Moss looked surprised. “You had quite a few, I know. It sounds like you had some kind of plague.”
“I doubt it. The fish were in four separate tanks, one big one and the step-breeder. I can’t figure it out. There wasn’t enough time for them all to catch sick and die.”
“No,” said Moss thoughtfully, “I didn’t really mean that. It would have to be a mechanical failure, or a sudden change in pH or temperature.”
“That was what I figured, too,” said Paul, “but I checked all that as carefully as I could. The pH was perfect, the salt was as high as it’s supposed to be, the temperature was right on eighty-one, where it’s always been. Even if the pump had quit, there wasn’t enough time for the water to go bad. I know there wasn’t a mechanical failure.”
“Have you ever had a pandemic infection before?” asked Moss.
“Huh?”
“You know, something gets in and kills a few fish. Then in a couple of weeks they’re all dead.”

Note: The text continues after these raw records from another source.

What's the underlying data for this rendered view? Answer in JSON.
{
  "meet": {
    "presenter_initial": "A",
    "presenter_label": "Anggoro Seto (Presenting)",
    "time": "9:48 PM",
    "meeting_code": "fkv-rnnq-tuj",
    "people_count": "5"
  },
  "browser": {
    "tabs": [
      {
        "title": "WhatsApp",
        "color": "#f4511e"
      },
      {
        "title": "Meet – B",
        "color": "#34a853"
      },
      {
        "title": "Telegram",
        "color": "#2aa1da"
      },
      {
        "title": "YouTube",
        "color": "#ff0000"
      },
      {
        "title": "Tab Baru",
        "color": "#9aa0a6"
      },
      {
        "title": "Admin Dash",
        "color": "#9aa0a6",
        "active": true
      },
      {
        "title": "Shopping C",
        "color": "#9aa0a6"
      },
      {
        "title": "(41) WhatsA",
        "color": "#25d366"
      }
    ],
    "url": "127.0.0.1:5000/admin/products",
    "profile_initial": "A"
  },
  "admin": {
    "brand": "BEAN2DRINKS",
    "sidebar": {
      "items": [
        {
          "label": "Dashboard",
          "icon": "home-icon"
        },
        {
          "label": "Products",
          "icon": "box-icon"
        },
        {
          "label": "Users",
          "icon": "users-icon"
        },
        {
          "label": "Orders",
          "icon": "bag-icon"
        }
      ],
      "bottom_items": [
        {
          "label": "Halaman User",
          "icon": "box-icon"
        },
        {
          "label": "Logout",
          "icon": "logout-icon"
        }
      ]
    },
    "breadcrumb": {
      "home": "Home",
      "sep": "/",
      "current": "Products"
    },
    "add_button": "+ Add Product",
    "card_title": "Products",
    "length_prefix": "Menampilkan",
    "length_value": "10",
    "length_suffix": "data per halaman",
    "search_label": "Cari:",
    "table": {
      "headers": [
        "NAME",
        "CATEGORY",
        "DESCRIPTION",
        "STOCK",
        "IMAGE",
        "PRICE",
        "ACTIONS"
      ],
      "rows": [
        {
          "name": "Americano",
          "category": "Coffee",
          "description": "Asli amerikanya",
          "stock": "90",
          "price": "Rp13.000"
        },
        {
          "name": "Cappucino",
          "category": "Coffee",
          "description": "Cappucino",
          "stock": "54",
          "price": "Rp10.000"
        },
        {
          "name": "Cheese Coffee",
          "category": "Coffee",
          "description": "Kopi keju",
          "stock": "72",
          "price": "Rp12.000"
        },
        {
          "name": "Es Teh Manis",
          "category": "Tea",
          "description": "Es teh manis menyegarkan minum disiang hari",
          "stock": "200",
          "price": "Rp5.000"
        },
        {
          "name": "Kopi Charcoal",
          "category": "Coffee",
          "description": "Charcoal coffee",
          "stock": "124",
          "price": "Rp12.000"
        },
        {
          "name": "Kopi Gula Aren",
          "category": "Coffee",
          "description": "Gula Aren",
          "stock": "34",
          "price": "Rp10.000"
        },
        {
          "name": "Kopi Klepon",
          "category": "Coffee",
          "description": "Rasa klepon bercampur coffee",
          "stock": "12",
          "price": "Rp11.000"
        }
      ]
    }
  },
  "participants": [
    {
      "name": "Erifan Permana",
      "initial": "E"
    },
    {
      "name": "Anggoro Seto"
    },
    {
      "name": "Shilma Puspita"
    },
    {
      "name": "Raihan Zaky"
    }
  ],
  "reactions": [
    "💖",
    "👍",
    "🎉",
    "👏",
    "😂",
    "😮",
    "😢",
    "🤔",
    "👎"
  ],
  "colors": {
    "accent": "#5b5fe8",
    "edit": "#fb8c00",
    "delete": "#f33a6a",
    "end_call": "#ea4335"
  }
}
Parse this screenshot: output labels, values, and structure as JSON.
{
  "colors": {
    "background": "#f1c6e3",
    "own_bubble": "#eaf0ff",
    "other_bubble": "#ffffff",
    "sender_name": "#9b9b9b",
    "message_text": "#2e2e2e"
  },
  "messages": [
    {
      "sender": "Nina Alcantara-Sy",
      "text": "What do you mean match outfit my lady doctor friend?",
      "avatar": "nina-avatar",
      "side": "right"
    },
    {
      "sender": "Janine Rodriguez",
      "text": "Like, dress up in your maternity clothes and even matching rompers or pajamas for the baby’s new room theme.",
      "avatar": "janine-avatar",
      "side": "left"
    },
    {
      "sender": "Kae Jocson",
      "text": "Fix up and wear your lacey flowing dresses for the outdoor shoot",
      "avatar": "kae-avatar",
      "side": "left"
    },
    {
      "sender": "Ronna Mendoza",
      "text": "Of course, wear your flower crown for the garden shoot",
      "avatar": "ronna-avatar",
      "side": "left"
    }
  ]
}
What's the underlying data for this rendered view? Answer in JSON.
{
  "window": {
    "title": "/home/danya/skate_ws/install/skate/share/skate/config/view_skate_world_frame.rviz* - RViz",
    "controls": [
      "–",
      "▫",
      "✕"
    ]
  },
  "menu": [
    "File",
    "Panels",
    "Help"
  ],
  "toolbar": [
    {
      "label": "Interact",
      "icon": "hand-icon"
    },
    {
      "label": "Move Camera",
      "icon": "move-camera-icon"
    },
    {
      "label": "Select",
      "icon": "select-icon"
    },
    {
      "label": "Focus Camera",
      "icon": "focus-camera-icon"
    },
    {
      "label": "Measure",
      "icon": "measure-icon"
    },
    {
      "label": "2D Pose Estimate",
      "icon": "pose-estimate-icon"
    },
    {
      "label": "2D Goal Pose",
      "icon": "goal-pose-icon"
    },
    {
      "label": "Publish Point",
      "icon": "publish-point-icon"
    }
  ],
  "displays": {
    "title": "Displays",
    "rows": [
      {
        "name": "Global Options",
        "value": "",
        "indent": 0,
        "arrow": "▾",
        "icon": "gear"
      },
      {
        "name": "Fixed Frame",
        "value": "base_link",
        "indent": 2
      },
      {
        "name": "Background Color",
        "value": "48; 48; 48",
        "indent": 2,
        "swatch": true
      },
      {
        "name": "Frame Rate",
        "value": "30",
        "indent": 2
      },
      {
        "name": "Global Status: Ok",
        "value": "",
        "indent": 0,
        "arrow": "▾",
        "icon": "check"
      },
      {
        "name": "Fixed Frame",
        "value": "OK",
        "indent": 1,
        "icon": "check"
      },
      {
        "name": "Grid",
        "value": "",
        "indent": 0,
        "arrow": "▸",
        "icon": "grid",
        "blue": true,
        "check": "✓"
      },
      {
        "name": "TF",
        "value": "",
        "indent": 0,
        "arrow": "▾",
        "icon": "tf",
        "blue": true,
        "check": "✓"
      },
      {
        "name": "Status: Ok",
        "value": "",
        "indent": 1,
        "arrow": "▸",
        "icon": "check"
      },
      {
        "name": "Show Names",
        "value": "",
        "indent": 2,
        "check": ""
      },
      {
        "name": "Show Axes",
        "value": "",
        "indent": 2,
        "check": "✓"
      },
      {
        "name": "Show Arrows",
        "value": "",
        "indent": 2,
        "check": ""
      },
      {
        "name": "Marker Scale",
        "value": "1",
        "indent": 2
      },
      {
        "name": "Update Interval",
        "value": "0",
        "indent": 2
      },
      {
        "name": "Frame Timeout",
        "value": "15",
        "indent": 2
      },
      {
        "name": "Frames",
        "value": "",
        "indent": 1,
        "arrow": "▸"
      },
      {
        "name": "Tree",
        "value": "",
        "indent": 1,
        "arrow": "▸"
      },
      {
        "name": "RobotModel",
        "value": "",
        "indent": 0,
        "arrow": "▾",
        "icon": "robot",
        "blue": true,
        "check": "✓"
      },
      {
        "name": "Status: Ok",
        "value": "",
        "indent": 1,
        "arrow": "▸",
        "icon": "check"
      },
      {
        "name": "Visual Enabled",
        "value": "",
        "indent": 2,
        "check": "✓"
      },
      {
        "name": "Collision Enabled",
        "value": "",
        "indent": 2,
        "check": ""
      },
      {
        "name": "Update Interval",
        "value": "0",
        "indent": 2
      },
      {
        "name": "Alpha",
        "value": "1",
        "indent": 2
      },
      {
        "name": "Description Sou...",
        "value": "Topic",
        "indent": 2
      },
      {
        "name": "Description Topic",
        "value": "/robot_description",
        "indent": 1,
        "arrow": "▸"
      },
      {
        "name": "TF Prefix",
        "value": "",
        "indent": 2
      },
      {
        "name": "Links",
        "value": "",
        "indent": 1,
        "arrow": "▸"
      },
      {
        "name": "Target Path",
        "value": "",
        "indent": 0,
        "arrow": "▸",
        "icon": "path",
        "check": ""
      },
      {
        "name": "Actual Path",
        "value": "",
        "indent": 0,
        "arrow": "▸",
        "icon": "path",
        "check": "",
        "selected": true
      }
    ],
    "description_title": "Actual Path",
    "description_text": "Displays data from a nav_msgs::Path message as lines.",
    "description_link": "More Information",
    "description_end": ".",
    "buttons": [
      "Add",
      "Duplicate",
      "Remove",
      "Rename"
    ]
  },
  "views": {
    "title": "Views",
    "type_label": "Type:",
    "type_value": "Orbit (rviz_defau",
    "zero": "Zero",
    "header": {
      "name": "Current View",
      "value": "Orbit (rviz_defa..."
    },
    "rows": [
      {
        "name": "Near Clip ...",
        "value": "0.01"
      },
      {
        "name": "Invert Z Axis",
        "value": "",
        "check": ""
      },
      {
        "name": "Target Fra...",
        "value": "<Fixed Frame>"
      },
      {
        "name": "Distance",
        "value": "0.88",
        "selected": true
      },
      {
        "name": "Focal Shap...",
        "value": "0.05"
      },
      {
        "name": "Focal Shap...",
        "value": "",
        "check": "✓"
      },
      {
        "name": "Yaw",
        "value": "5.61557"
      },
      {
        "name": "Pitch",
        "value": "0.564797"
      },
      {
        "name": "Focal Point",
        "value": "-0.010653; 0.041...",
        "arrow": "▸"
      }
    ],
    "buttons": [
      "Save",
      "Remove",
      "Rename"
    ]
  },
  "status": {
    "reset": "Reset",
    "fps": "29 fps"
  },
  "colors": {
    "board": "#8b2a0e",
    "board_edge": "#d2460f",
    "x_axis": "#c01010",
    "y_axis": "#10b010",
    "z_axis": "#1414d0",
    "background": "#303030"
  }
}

“No,” said Paul, discouraged that the expert in the store wasn’t being more helpful. “Anyway, you’d have to be pretty careless to let something like that happen.”
“A lot of people are that careless,” said Moss. “We build our profits on them.”
“This was just over the weekend,” said Paul impatiently.
“I don’t know, then,” said Moss. “So what do you want, more breeding stock?”
“Yeah. I guess I’ll just have to start from scratch.” Paul followed Moss toward the back of the store, where the walls were lined with scores of small tanks, each containing a different variety of tropical fish. When they got to the three tanks of black mollies, Moss stopped abruptly and stared. Every molly in the store was dead. “You ought to keep a closer watch on your tanks,” said Paul. “That sure won’t impress a new customer.”
“I just started work about fifteen minutes ago,” said Moss. “Let me see if any of the day staff knows anything about this.” Moss went to the front of the store to question the young man who worked behind the cash register. Paul stayed behind and exami
ned the tanks of dead mollies. There was something chilling about them, beyond the mere coincidence. Whenever a single fish had died in Paul’s tank, he scooped it out with the long-handled net and ran with it to the toilet, where he flushed the limp, dead thing out of his life. But the sight of so many fish lying on the bottom or floating upside down forced the idea of death into his consciousness.
While Moss was checking with his employee, Paul tried to see if the store’s mollies resembled his own dead fish. The common diseases to which mollies were susceptible were obvious to the knowledgeable observer. Mollies are small fish, smaller than goldfish but larger than guppies. They come in many varieties and many colors, but the most popular strain is the pure black. The black molly is a dramatic addition to a community tank; the jet-black color is an exciting contrast to the many luminescent hues of other tropical fish, and mollies can be bred to develop fantastic fin and tail forms. They are usually hardy fish, prolific breeders in captivity, and thus make ideal pets for both the specialist and the casual hobbyist.
The most hazardous illness is ich, a parasitical disease that shows up as small white specks against the pure-black body. The disease is extremely contagious, and a tankful of mollies can be wiped out in a matter of days if no steps are taken to check it. Its presence generally means that the water doesn’t contain enough salt, as mollies like their water a little brinier than most other tropicals. Without the salt, their protective coating of slimy film is easily penetrated. But there was no sign of this disease, neither on Paul’s dead fish nor on the store’s. Looking closer, he could see no symptom of molly velvet or any other sickness with which he was familiar.
“Mr. Moran?” said Moss. Paul turned around, startled. “I asked some of the day staff, and they knew that the mollies had died. Miele said they were already dead when he checked them first thing this morning. But as you can see, there aren’t any traces of disease. The tanks were left for me to examine, but I don’t think I’ll have any more success diagnosing ours than I had with yours.”